Unless you are living through a particular situation or time period, or are in someone else’s shoes, it’s very hard to judge people and the culture of their times. I also feel like it’s even hard to judge things in our own times, but that’s another story. There are some things in life that are universally wrong, and slavery and the the system that it spawned is definitely in that category, but when Dana goes back she is constantly trying to navigate a system of wrongs to ensure that her family survives, and to ensure her own personal freedom and safety. She is trying to preserve her love for her husband Kevin, which turns out to be no easy task considering he is a white man, and though he vehemently believes that slavery is wrong and more sympathetic than the average white male in 1819, he has a very different experience than she does, and doesn’t experience slavery as personally as she can.
The characters and their relationships to one another are super complex and they parallel each other all over the place, which I noticed before but not as strongly as when I read it this time around.
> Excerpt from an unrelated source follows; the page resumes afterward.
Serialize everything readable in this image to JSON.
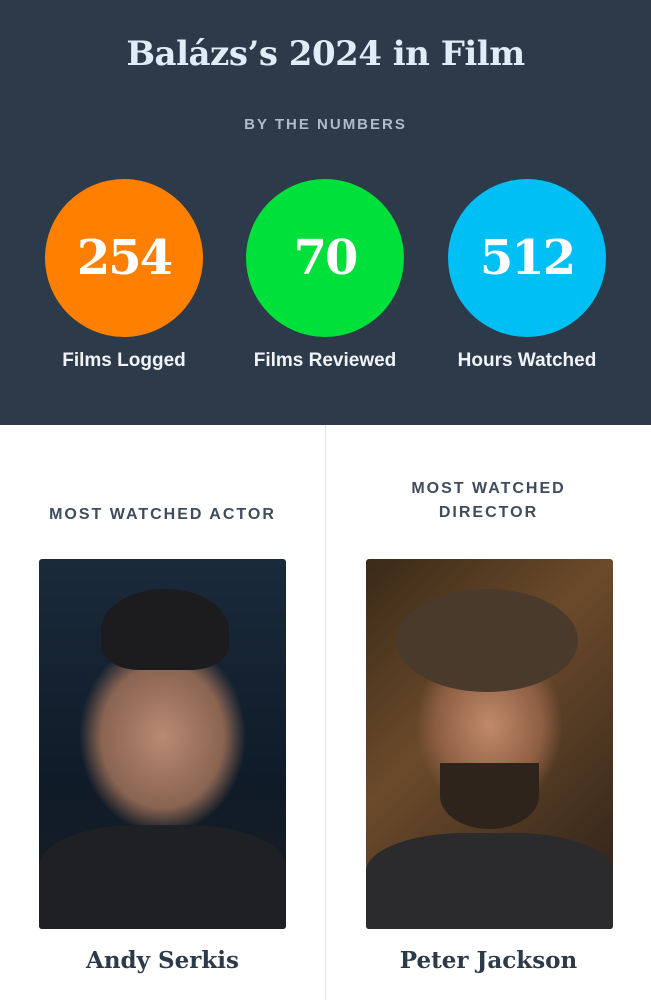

Kevin and Dana love each other and are in a relationship, something that is incomprehensible in 1819, but still it’s the kind of relationship that Rufus would have probably liked to have had with Alice, a free born black woman whose enslavement is his fault, and whom he will he will take by force to have create the child that is Dana’s ancestor. Dana is always in the untenable situation of wanting something that will ensure her family line though it comes at a high cost to someone whom she has grown to love and genuinely wants to have her own autonomy.
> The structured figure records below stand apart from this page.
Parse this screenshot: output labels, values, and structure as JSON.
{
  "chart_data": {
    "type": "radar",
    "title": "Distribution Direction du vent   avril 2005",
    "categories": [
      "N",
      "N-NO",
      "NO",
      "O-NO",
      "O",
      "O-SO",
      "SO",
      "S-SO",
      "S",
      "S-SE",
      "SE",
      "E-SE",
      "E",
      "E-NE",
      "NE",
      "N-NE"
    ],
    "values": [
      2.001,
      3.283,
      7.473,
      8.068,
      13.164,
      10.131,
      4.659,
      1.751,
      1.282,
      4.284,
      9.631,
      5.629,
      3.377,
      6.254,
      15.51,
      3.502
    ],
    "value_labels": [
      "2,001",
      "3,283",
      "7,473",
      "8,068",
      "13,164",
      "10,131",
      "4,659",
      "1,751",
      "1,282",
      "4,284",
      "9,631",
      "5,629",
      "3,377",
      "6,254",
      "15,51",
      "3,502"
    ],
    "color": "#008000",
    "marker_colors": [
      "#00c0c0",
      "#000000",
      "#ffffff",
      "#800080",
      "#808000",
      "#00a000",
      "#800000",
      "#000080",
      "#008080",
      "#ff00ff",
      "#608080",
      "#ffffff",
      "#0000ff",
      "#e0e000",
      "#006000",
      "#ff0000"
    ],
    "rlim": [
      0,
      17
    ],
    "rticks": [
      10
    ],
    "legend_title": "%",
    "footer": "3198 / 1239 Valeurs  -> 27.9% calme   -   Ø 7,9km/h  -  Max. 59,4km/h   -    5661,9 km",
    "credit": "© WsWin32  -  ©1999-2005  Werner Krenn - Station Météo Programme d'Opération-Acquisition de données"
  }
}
Butler is able to weave all of the details of plantation life into the narrative from the cookhouse, and the whippings and punishments of slaves, to the plantation celebrations and the philosophy of holding the slaves- and it’s such a personal book! All of the characters have stories, and you get to see so many of them play out. But even better she illustrates all the contradictions, horrors and inhumanity of owning other people. This isn’t a black and white book, but gray all over the place. Should Dana do things that will risk her life and her return to 1976 in order to do good in 1819? What’s the greatest cost to herself that she will bear and how much of her “1976” self will she compromise in order to fit in and be safe in 1819? There are so many questions and not enough clear answers, and definitely not enough answers which made me happy as I was reading this. Dana is the perfect guide and proverbial “walk in another’s shoes” because she is the modern reader (Kevin also, to a lesser extent and from a diffrent perspective) stuck in what’s for her a hellish time in history and struggling to nagvigate and execute her modern ideas/self among the charm and barbarity of another time.
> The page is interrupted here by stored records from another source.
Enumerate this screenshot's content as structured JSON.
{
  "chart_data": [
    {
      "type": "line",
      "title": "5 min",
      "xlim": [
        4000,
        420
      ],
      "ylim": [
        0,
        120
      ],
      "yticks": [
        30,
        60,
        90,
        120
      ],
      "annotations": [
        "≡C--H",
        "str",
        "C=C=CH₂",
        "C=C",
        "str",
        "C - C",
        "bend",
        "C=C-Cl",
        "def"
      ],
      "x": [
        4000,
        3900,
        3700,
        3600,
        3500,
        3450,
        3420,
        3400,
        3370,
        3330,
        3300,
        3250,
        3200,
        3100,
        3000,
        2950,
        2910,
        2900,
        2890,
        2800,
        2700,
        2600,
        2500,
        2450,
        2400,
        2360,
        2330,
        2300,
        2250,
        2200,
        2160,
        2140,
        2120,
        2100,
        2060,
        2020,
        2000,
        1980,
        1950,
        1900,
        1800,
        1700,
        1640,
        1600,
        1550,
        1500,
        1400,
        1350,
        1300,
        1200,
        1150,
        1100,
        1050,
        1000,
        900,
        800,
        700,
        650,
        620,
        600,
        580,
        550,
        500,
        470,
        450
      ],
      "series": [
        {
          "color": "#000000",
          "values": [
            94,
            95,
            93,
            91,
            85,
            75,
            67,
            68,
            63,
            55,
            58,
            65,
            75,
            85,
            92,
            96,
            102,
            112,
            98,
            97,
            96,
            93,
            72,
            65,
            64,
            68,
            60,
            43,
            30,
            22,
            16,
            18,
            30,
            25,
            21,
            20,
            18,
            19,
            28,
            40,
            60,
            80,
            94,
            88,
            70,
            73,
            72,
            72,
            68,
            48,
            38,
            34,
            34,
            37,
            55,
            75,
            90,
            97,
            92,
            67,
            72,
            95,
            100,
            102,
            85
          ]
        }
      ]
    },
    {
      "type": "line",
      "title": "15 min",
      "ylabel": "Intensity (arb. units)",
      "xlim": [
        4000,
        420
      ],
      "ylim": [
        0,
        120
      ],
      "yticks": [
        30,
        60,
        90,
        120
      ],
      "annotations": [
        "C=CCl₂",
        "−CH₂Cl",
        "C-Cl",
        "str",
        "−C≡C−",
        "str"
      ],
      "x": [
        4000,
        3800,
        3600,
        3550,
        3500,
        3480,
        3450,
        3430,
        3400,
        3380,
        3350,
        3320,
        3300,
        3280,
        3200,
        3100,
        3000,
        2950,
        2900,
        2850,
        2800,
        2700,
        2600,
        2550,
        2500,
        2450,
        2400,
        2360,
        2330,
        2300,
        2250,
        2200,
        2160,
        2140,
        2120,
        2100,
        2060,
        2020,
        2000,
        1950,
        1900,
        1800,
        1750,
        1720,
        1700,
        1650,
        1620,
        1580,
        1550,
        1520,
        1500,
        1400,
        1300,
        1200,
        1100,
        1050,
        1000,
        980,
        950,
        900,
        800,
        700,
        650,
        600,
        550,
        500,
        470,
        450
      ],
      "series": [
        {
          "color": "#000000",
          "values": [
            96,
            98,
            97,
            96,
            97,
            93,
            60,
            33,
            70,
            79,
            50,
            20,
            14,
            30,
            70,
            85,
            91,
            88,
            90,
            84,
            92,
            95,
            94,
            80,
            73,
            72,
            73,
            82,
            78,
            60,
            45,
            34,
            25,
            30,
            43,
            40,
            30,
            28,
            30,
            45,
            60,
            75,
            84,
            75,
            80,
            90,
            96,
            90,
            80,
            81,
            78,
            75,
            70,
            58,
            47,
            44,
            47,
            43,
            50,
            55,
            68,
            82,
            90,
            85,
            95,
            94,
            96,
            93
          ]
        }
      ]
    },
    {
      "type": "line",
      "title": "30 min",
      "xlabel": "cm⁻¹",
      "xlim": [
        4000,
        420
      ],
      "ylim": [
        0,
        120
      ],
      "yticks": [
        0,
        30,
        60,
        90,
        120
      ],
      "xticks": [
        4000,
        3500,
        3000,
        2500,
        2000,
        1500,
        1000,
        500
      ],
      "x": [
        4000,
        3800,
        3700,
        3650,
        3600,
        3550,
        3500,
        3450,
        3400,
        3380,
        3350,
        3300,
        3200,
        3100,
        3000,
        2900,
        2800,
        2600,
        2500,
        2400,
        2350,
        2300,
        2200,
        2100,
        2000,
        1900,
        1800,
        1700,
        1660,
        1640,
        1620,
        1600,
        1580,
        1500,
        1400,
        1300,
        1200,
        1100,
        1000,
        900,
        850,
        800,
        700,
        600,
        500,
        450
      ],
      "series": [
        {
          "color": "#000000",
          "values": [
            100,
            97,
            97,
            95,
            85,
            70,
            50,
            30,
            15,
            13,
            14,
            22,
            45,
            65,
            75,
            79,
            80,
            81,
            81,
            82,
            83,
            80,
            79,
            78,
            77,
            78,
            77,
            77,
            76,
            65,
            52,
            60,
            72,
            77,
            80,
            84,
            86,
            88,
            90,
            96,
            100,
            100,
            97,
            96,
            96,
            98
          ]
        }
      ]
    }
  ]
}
Seriously, in 1100 words, I have not even scratched the surface of just how complex, interesting, brilliant and well done this book is. You simply have to read it (and when you do that you have to e-mail me so we can really “talk” about it). It’s classified as science fiction, but besides the time travel (beyond the mere basics of how it works, it’s not really concentrated upon) nothing is really sci-fi about it. The absurdity and horror of slavery should have been some awful science fiction alternate universe, but alas, that part was actually real.